3.      Theodor Meron, the presiding judge, stated: “By seeking to eliminate a part of the Bosnian Muslims, the Bosnian Serb forces committed genocide. They targeted for extinction the 40,000 Bosnian Muslims living in Srebrenica, a group which was emblematic of the Bosnian Muslims in general. They stripped all the male Muslim prisoners, military and civilian, elderly and young, of their personal belongings and identification, and deliberately and methodically killed them solely on the basis of their identity”.

4.      In February 2007 ICJ concurred with the ICTY judgement that the atrocities committed at Srebrenica constituted a genocide, stating: The ICJ concludes that the acts committed at Srebrenica falling within Article II (a) and (b) of the Convention were committed with the specific intent to destroy in part the group of the Muslims of Bosnia and Herzegovina as such; and accordingly that these were acts of genocide, committed by members of the VRS in and around Srebrenica from about 13 July 1995.

 

Srebrenica was the first act of the Bosnian genocide

 

Numerous relevant sources of different provenance reliably suggest the two initial and basic, essential fundamental settings and provisions for the contemporary events and episodes in the Republic of Bosnia and Herzegovina at the end of XX century:

 

First, a classic armed aggression was conducted against the Republic of Bosnia and Herzegovina, it was crime against peace and safety of mankind which is according to the basic understanding and definition an international armed conflict and

 

Second, the worst crimes – crime of genocide was committed in the territory of the Republic of Bosnia and Herzegovina against Bosniaks under siege.

 

The International Criminal Tribunal for the former Yugoslavia (ICTY) proved — at least five times — that the Bosnian war was not a ‘civil war’ but a classic armed aggression against Republic of Bosnia and Herzegovina. 

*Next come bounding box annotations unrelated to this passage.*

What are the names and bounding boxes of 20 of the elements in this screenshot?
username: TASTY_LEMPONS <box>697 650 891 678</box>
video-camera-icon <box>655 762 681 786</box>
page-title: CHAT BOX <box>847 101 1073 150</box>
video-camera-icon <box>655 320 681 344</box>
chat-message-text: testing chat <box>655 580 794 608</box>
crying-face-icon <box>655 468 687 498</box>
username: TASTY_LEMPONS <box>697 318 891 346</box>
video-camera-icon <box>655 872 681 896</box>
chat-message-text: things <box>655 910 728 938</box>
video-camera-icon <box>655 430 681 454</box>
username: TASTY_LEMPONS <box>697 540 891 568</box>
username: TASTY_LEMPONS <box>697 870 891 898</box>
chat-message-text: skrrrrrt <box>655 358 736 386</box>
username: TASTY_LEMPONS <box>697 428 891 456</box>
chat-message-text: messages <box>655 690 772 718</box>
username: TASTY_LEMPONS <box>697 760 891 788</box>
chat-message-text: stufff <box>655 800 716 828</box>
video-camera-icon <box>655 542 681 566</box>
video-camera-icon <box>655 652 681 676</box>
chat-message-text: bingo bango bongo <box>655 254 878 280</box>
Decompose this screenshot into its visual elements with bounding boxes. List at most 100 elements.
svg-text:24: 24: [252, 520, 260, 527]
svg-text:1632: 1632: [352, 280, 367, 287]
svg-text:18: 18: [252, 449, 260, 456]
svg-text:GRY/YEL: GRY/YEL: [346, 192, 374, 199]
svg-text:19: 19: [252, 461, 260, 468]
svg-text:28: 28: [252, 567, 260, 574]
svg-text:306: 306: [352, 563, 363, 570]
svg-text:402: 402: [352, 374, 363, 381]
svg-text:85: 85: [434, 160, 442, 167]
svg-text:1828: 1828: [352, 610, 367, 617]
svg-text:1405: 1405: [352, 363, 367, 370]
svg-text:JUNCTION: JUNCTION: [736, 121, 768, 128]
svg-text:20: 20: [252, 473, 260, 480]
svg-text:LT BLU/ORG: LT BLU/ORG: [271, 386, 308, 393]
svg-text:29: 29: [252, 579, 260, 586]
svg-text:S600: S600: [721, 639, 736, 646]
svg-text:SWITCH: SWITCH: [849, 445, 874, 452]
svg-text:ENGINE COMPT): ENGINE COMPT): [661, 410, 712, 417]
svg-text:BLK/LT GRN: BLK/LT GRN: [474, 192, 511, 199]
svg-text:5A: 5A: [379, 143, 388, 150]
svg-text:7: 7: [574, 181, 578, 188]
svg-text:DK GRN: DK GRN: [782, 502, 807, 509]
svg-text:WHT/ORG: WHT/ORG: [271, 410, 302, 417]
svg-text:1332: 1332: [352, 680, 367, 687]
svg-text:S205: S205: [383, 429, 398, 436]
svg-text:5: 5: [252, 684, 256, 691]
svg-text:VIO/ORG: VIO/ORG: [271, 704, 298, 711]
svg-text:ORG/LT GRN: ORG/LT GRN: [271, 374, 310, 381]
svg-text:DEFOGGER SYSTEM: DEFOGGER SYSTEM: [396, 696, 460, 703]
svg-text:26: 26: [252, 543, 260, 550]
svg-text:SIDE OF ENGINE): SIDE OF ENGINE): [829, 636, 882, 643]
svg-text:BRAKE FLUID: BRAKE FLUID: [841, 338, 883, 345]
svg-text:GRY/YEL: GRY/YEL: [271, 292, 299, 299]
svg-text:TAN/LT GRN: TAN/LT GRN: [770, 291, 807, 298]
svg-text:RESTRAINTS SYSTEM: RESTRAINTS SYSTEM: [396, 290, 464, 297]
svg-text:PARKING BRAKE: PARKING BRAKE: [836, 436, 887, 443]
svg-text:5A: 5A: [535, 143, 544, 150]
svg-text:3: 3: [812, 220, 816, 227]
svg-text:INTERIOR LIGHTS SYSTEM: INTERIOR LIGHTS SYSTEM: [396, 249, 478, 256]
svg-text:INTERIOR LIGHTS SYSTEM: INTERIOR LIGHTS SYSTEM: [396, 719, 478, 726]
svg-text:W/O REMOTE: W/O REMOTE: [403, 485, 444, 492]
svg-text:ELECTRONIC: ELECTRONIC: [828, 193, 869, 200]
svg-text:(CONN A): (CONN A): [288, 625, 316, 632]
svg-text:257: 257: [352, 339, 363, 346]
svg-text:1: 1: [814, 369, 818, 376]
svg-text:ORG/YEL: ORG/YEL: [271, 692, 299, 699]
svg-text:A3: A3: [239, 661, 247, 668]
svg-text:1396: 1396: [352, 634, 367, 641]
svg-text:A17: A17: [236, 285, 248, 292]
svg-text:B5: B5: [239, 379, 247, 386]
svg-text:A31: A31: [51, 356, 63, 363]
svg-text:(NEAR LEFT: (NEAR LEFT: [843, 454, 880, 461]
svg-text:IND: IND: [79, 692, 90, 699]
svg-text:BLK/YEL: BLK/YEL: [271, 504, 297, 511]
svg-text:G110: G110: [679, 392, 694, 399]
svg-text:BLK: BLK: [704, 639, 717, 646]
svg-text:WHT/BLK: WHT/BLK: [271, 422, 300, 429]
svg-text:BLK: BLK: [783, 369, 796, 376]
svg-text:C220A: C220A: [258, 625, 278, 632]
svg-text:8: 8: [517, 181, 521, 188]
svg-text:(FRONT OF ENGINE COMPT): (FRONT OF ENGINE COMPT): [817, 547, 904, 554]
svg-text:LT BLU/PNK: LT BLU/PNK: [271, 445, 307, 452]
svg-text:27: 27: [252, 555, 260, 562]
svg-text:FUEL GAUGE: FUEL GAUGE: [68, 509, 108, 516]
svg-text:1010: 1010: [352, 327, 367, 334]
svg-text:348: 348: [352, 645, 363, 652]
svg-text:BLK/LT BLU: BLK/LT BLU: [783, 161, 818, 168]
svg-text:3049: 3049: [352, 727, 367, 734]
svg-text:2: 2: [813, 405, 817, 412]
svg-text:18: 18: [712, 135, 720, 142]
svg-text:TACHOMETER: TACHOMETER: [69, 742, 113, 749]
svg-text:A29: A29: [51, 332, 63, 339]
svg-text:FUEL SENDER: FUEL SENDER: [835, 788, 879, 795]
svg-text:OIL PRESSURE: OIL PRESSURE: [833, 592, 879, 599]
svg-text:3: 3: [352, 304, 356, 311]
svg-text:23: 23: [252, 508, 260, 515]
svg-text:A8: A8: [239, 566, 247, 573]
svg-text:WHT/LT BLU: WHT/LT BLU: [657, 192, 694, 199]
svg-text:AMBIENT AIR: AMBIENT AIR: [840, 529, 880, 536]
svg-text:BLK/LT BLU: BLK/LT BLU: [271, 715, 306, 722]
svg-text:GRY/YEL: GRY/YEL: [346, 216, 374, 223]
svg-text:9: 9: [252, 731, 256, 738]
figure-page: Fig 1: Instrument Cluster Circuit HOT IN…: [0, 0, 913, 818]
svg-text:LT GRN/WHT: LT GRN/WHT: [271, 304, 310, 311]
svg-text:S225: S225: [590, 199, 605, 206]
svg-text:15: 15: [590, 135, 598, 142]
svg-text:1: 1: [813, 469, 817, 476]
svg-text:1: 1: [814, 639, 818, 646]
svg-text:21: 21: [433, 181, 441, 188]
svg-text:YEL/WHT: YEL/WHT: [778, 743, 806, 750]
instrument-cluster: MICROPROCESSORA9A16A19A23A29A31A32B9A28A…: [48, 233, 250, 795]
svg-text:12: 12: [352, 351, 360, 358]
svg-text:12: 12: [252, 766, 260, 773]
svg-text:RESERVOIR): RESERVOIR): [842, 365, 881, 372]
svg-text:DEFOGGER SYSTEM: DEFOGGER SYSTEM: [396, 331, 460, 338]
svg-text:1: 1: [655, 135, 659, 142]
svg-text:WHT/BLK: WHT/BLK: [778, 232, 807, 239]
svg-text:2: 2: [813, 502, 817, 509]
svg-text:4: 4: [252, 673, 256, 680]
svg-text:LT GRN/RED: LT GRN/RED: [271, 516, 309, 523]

Presently, there are four legal judgements in which genocide was proven to have happened in Bosnia and Herzegovina, other than Srebrenica.

 

The three international judgments acknowleding that genocide, indeed did take place in Bosnia, other than Srebrenica, include: Prosecutor v Nikola Jorgic (Doboj region), Prosecutor v Novislav Djajic [Dzajic] (Foča region), Prosecutor v Djuradj Kuslic [Kusljic] (Kotor Varos) and Prosecutor v Maksim Sokolovic (Kalesija, Zvornik region).